Symonds finds some form on grade scene
Things might be starting to look a bit brighter for Andrew Symonds after his eventful but unproductive season. Symonds, who last week was suspended from the South Africa tour due to his off-field problems, returned to form in Brisbane grade cricket with 137 off 111 for his club side Gold Coast.
While the standard is quite a few steps below international quality, it was easily Symonds' biggest score of the Australian summer and showed he had overcome knee surgery following the Melbourne Test. He will play for Queensland over the next week, but will be unavailable for Australian selection until at least the end of the domestic season.
However, Symonds' break may be timely if it means he is available for all of the second season of the Indian Premier League. Australia have a one-day series against Pakistan in April, but if Symonds is not chosen for that engagement he will be free to receive his full US$1.35m payment from the Deccan Chargers.
"If he is not picked in the Australian team, I would like to see him here for the whole tournament. That would be great," Lalit Modi said in the Sunday Mail. "He would be a wonderful asset.
"If there was a ban on him by the ICC, that is one thing, but he has not made any derogatory comments or done anything wrong as far as the IPL is concerned. He is a contracted player to the Deccan Chargers and I see no reason why he shouldn't be able to play."

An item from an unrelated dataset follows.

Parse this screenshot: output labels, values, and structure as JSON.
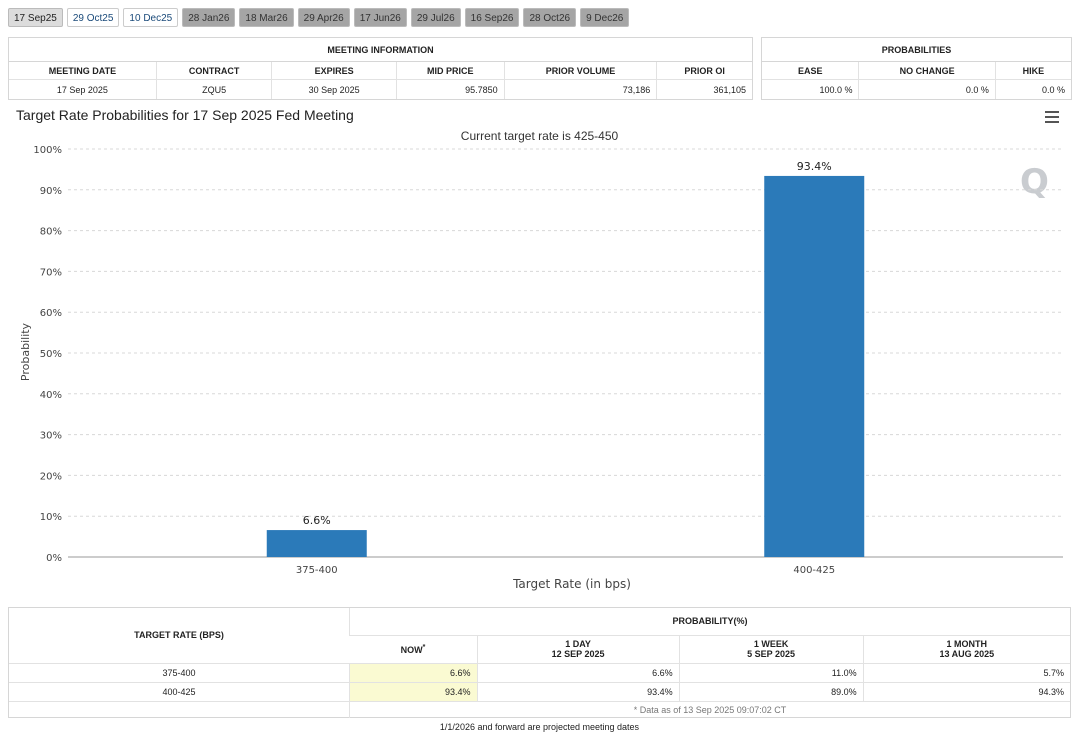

Symonds would not be stopped from going to the IPL if he was not part of the national set-up. "We have our first claim over their time, part of the governance that the IPL accepts," the Cricket Australia spokesman Peter Young said. "But if they are not playing for us and choose to go to the IPL, that is their business, so long as they report back fresh for Australia."
Symonds has been involved in a handful of incidents this season, starting with his ban for going fishing instead of staying with the team in Darwin. His latest indiscretion came during a radio interview when he abused Brendon McCullum and was later fined A$4000. There are also reports he has suffered heavy losses during the financial crisis.